Cette vallée de Topheth était le Clamart de Paris ; c’était là qu’on jetait toutes les immondices, toutes les charognes de la ville. C’était dans cette vallée qu’on précipitait le bouc émissaire ; c’était la voirie où l’on laissait pourrir les charognes des suppliciés. Ce fut là qu’on jeta les corps des deux voleurs qui furent suppliciés avec le fils de Dieu lui-même. Mais notre Sauveur ne permit pas que son corps, sur lequel il avait donné puissance aux bourreaux, fût jeté à la voirie de Topheth selon l’usage. Il est vrai qu’il pouvait ressusciter aussi bien dans Topheth que dans le Calvaire ; mais un bon Juif nommé Joseph, natif d’Arimathie, qui s’était préparé un sépulcre pour lui-même sur le mont Calvaire, y mit le corps du Sauveur, selon le témoignage de saint Matthieu. Il n’était permis d’enterrer personne dans les villes ; le tombeau même de David n’était pas dans Jérusalem.

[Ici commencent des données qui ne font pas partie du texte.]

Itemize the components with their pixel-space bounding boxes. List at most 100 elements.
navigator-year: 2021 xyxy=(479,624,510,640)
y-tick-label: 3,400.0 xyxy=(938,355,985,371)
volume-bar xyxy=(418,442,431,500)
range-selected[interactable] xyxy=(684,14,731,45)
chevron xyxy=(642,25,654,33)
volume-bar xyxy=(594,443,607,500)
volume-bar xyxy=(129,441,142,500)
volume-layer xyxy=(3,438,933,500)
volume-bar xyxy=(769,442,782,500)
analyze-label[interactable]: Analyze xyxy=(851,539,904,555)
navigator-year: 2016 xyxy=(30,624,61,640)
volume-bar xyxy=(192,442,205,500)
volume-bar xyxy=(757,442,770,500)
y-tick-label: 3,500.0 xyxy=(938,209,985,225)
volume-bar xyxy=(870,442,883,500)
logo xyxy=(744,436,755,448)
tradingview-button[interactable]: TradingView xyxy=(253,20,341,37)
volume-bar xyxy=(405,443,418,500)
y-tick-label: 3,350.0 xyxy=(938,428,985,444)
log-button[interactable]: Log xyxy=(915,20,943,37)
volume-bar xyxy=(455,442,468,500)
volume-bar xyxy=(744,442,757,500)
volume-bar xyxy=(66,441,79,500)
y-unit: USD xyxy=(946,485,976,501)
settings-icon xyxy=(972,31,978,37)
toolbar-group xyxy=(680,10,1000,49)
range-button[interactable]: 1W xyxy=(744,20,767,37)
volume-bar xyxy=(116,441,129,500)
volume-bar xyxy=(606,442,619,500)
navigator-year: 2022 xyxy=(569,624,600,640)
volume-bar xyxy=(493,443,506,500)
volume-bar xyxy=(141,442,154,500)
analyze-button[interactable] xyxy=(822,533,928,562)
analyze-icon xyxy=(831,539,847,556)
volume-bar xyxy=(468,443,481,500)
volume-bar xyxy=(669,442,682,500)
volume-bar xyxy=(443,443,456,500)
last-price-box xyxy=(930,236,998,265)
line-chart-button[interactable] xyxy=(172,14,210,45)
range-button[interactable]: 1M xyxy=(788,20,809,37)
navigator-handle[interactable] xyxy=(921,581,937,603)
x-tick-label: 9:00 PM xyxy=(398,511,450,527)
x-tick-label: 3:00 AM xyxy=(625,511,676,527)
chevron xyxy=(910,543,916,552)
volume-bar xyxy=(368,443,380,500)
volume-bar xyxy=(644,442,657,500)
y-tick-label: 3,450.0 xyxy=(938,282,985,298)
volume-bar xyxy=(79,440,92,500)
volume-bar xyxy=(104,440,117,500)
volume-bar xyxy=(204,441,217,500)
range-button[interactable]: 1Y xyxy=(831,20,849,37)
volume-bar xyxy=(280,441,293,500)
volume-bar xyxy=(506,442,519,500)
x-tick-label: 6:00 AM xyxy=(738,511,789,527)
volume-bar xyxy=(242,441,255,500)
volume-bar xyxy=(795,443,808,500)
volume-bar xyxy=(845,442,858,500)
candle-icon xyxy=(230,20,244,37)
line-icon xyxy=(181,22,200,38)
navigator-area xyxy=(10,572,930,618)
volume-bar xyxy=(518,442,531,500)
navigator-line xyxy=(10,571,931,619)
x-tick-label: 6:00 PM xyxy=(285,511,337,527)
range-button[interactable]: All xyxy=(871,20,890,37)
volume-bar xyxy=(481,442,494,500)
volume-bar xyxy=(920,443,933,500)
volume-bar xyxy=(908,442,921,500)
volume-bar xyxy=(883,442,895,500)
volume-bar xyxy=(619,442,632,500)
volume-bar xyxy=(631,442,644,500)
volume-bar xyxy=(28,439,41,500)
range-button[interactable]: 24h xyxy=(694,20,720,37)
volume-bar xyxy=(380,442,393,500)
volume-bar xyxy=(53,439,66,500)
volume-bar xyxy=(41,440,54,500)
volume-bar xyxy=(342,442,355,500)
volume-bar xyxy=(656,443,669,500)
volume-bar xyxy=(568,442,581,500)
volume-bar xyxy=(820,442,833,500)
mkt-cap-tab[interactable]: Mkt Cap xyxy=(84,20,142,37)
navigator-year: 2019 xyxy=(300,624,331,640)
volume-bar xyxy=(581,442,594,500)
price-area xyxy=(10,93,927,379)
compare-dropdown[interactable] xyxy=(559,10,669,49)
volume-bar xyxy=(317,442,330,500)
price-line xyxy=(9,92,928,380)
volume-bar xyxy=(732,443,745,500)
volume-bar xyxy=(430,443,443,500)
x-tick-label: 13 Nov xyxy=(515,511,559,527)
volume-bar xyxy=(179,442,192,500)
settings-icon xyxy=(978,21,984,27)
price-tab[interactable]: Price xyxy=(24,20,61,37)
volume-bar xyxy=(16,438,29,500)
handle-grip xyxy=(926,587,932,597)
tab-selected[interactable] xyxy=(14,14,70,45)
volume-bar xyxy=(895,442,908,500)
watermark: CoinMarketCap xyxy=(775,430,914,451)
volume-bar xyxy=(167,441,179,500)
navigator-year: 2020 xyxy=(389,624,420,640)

Joseph d’Arimathie était riche, « quidam homo dives ab Arimathia », afin que cette prophétie d’Isaïe fût accomplie : « Il donnera[4] les méchants pour sa sépulture, et les riches pour sa mort. » (Ch. liii, v. 9.)
- ↑ Livre III, chapitre xi. (Note de Voltaire.)
- ↑ Livre IV, chapitre xvi, v. 3. (Id.)
- ↑ Chapitre xxi, v. 6. (Id.)
- ↑ Le fameux rabbin Isaac, dans son Rempart de la foi, au chapitre xxiii, entend toutes les prophéties, et surtout celle-là, d’une manière toute contraire à la façon dont nous les entendons. Mais qui ne voit que les Juifs sont séduits par l’intérêt qu’ils ont de se tromper ? En vain répondent-ils qu’ils sont aussi intéressés que nous à chercher la vérité ; qu’il y va de leur salut pour eux comme pour nous ; qu’ils seraient plus heureux dans cette vie et dans l’autre, s’ils trouvaient cette vérité ; que s’ils entendent leurs propres écritures différemment de nous, c’est qu’elles sont dans leur propre langue très-ancienne, et non dans nos idiomes très-nouveaux ; qu’un Hébreu doit mieux savoir la langue hébraïque qu’un Basque ou un Poitevin ; que leur religion a deux mille ans d’antiquité plus que la nôtre ; que toute leur Bible annonce les promesses de Dieu, faites avec serment de ne changer jamais rien à la loi ; qu’elle fait des menaces terribles contre quiconque osera jamais en altérer une seule parole ; qu’elle veut même qu’on mette à mort tout prophète qui prouverait par des miracles une autre religion ; qu’enfin ils sont les enfants de la maison, et nous des étrangers qui avons ravi leurs dépouilles. On sent bien que ce sont là de très-mauvaises raisons qui ne méritent pas d’être réfutées. (Note de Voltaire.)